From the minute I started with KeyLines, the developer documentation was my friend.
Keen to learn a little more, I also looked through the ‘Basics’ documentation pages aimed at KeyLines newcomers. Now I was ready to find the data I wanted to visualize.
Interested in contributing factors to climate change, I started hunting for connected data on greenhouse gas emissions. (If you don’t already know why too much of them is a bad thing, read more).
The United States Environmental Protection Agency (EPA) run a Greenhouse Gas Reporting Program. The latest report shows that in 2017, over 7,500 facilities across nine industries released 2.91 billion metric tons of carbon dioxide equivalent directly into the atmosphere. That’s roughly half of all US greenhouse gas emissions for the year.
There are lots of connections worth exploring there – which individual facilities emit the highest proportion of what gas? Which US state is responsible for the greatest emissions?
This data is available to download from the EPA. Next I had to work out how to present it.
There’s so much detail in the EPA data. I had to work out what was the most important information to visualize, what to ignore, and how best to represent it on my chart.
Having never modelled data before, I found useful tips on keeping this practical and simple in the Graph data modelling 101 blog post.
I decided on:
KeyLines works with data from any source, so once I’d copied over my .xlsx spreadsheet and KeyLines parsed it into the JSON format it needs, I could load nodes and links into a chart.
There’s so much data! The only instantly-recognizable nodes are those for those representing gas emission types. I had some work to do.
My first challenge was figuring out how to manage data clutter. Even after I’d included a filter to focus on the highest emissions, there were still hundreds of facilities to deal with.
Using combos to group facilities from the same state made things clearer. Glyphs show how many facilities each state contains.
I can open a combo to show the facilities when I want to drill into the detail. Facility nodes are sized depending on their emission levels: the greater the emissions, the larger the node. Using a concentric arrangement inside the combo, notice how larger nodes are centered so they’re easier to spot.
I also added tooltips on hover so I can reveal node property information about each facility when I need it, without cluttering the chart with too much information up front.
Looking through the KeyLines SDK demos gave me lots of ideas for styling. The hardest bit is working out which customization options will bring the data to life. It’s easy to make the mistake of cramming in lots of cool styles that don’t help with the end goal.
I wanted my visualization to show at a glance which states are emitting the highest proportions of each greenhouse gas. Color-coded donuts do a good job at making the answer clearer.
The color of each of the highest-emitting states match up with the greenhouse gas node donut segments. The majority ‘blue’ segment represents emissions from all other states combined. In this way, we can see the 6 states with the highest emissions, and which gases they’re responsible for.
To focus on the subset of connections I’m interested in, you can see from the image above that if I click on a particular node, the items it’s linked to stand out and everything else is sent to the background.
I also learned that glyphs aren’t just for nodes – they can also alert you to important information about links. The ! glyphs show which states contain a facility that emits more than 16,000,000 metric tons of CO2.
Indiana as a state is a high emitter of CO2 – we know that already, because its color matches a color-coded halo on the CO2 node. But it’s also home to one of the top two highest emitting facilities.
Interestingly, the other facility responsible for the largest total direct CO2 emissions is in Alabama, which isn’t a top emitting state.
Greenhouse gases trap the sun’s heat in the atmosphere and increase the earth’s surface temperature. Without them, our planet wouldn’t be warm enough for habitation by millions of species, including humans.

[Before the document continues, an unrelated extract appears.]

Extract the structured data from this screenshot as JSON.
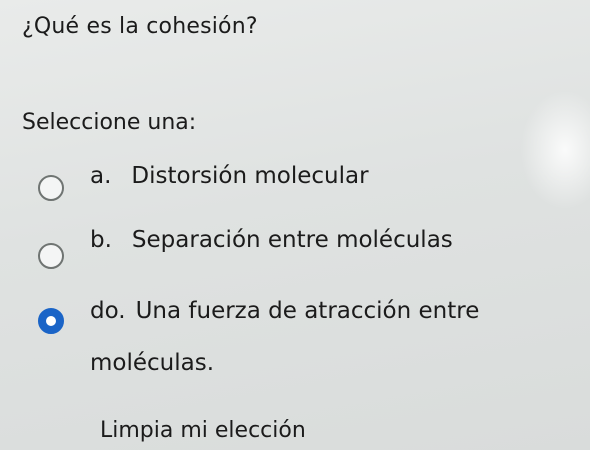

But greenhouse gases are now at their highest levels in history, and they’re causing the earth’s temperature to rise at an unprecedented rate.

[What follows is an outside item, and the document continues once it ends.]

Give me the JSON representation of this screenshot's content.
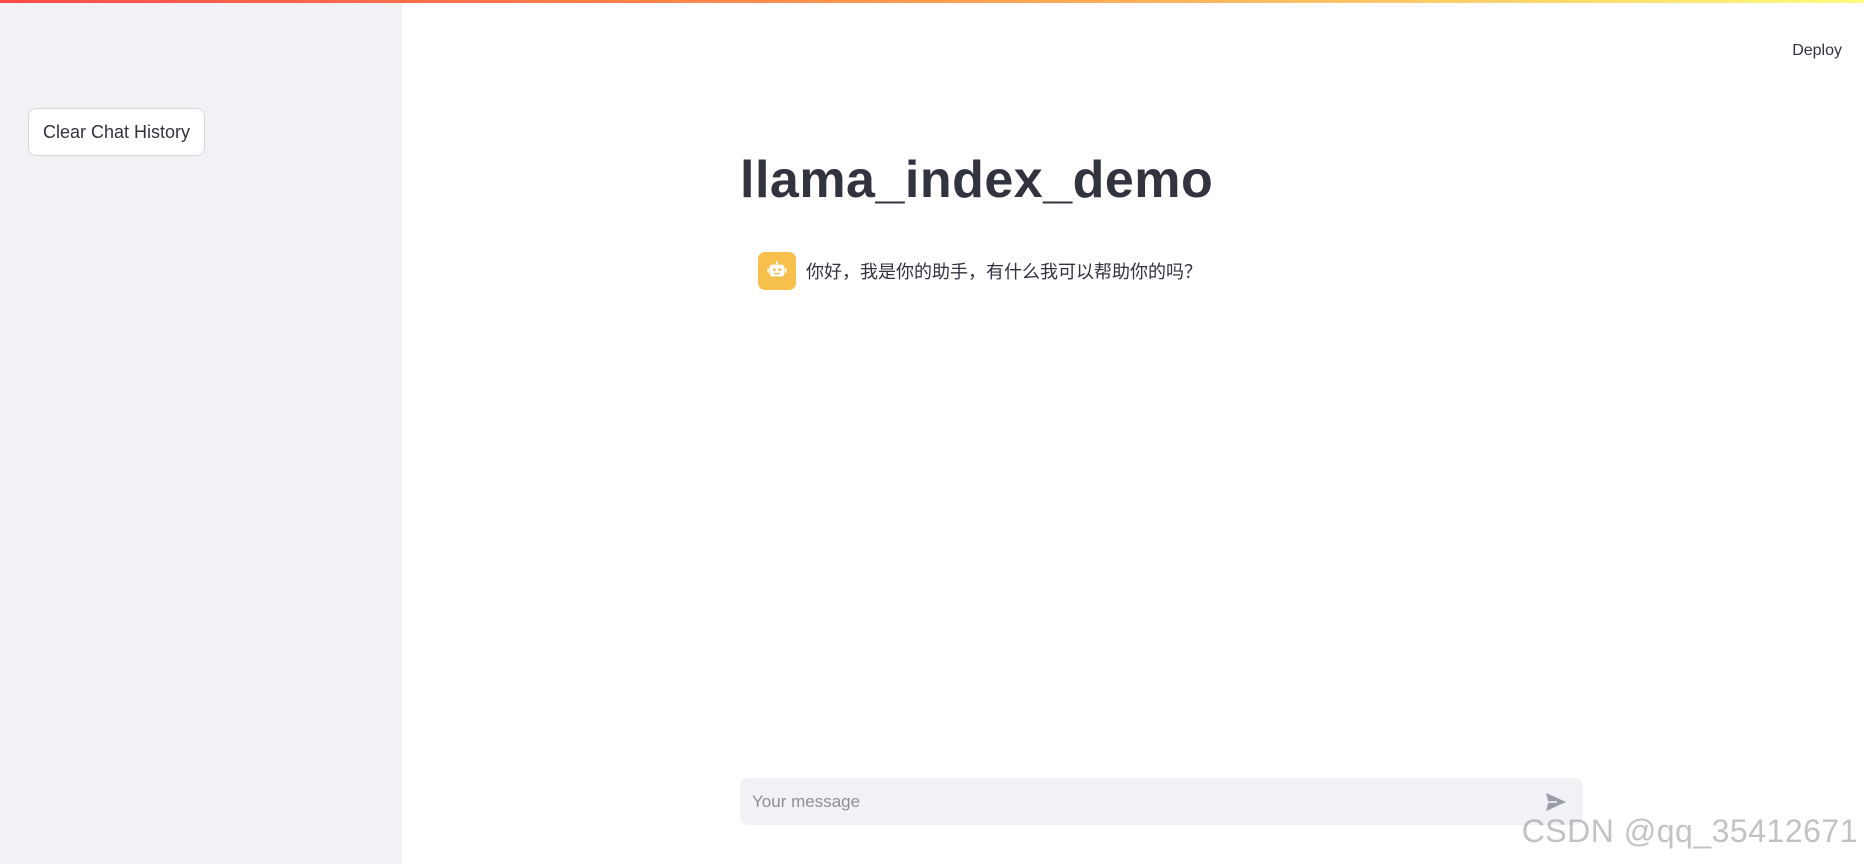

Over the last 150 years, the increase in greenhouse gases has almost entirely been caused by human activities such as the production and burning of fossil fuels. In the last 30 years, global emissions of carbon dioxide alone has increased by almost 50%.
As a result, ice caps are melting, seas are warming and levels are rising, and there are more extreme weather events than ever before. The United Nations lead the initiative for every country to work together to limit the global temperature rise to below 2 degrees centigrade.

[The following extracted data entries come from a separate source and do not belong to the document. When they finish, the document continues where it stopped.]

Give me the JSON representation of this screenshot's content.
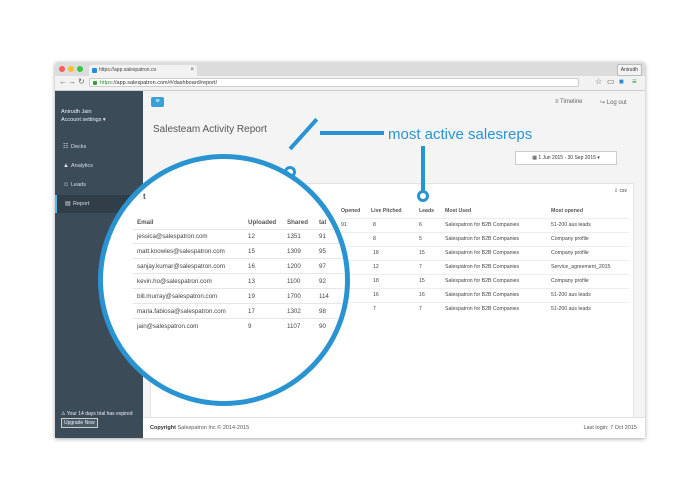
{
  "browser": {
    "tab_title": "https://app.salespatron.co",
    "profile": "Anirudh",
    "url_https": "https",
    "url_rest": "://app.salespatron.com/#/dashboard/report/"
  },
  "sidebar": {
    "user_name": "Anirudh Jain",
    "account_settings": "Account settings ▾",
    "items": [
      {
        "label": "Decks",
        "icon": "☷"
      },
      {
        "label": "Analytics",
        "icon": "▲"
      },
      {
        "label": "Leads",
        "icon": "☺"
      },
      {
        "label": "Report",
        "icon": "▤"
      }
    ],
    "trial_text": "⚠ Your 14 days trial has expired",
    "upgrade_label": "Upgrade Now"
  },
  "header": {
    "menu_icon": "≡",
    "timeline_label": "≡  Timeline",
    "logout_label": "↪  Log out"
  },
  "page": {
    "title": "Salesteam Activity Report",
    "date_range": "▦ 1 Jun 2015 - 30 Sep 2015 ▾",
    "panel_title_fragment": "t",
    "csv_label": "⇩ csv"
  },
  "table": {
    "columns": [
      "Email",
      "Uploaded",
      "Shared",
      "Opened",
      "Live Pitched",
      "Leads",
      "Most Used",
      "Most opened"
    ],
    "partial_header": "tal",
    "rows": [
      {
        "email": "jessica@salespatron.com",
        "uploaded": "12",
        "shared": "1351",
        "total": "91",
        "opened": "91",
        "live": "8",
        "leads": "6",
        "most_used": "Salespatron for B2B Companies",
        "most_opened": "51-200 aus leads"
      },
      {
        "email": "matt.knowles@salespatron.com",
        "uploaded": "15",
        "shared": "1309",
        "total": "95",
        "opened": "",
        "live": "8",
        "leads": "5",
        "most_used": "Salespatron for B2B Companies",
        "most_opened": "Company profile"
      },
      {
        "email": "sanjay.kumar@salespatron.com",
        "uploaded": "16",
        "shared": "1200",
        "total": "97",
        "opened": "",
        "live": "18",
        "leads": "15",
        "most_used": "Salespatron for B2B Companies",
        "most_opened": "Company profile"
      },
      {
        "email": "kevin.ho@salespatron.com",
        "uploaded": "13",
        "shared": "1100",
        "total": "92",
        "opened": "",
        "live": "12",
        "leads": "7",
        "most_used": "Salespatron for B2B Companies",
        "most_opened": "Service_agreement_2015"
      },
      {
        "email": "bill.murray@salespatron.com",
        "uploaded": "19",
        "shared": "1700",
        "total": "114",
        "opened": "",
        "live": "18",
        "leads": "15",
        "most_used": "Salespatron for B2B Companies",
        "most_opened": "Company profile"
      },
      {
        "email": "maria.fabiosa@salespatron.com",
        "uploaded": "17",
        "shared": "1302",
        "total": "98",
        "opened": "",
        "live": "16",
        "leads": "16",
        "most_used": "Salespatron for B2B Companies",
        "most_opened": "51-200 aus leads"
      },
      {
        "email": "jain@salespatron.com",
        "uploaded": "9",
        "shared": "1107",
        "total": "90",
        "opened": "",
        "live": "7",
        "leads": "7",
        "most_used": "Salespatron for B2B Companies",
        "most_opened": "51-200 aus leads"
      }
    ]
  },
  "footer": {
    "copyright_bold": "Copyright",
    "copyright_rest": " Salespatron Inc © 2014-2015",
    "last_login": "Last login: 7 Oct 2015"
  },
  "callout": {
    "text": "most active salesreps"
  },
  "colors": {
    "accent": "#2a94d2",
    "sidebar": "#3b4c58"
  }
}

Monitoring reported greenhouse gas emissions worldwide is an important part of this project.
I’m happy with how quickly I managed to visualize the data, but I’ve only scratched the surface of what’s possible.
Next I could use the data’s latitude and longitude location properties to visualize emissions on a map. Geospatial analysis might reveal the impact of states on greenhouse emissions more clearly. Loading emissions data from previous years would give us an opportunity to use time-based analysis to see how emission levels have changed. Social network analysis methods applied to sectors and organizations across states could reveal interesting patterns at a national level.
With detailed documentation to guide me, there are many interesting ways to develop my project into something even more insightful.
My first KeyLines visualization took me from complete novice to enthusiastic apprentice in a short space of time. I really enjoyed the experience.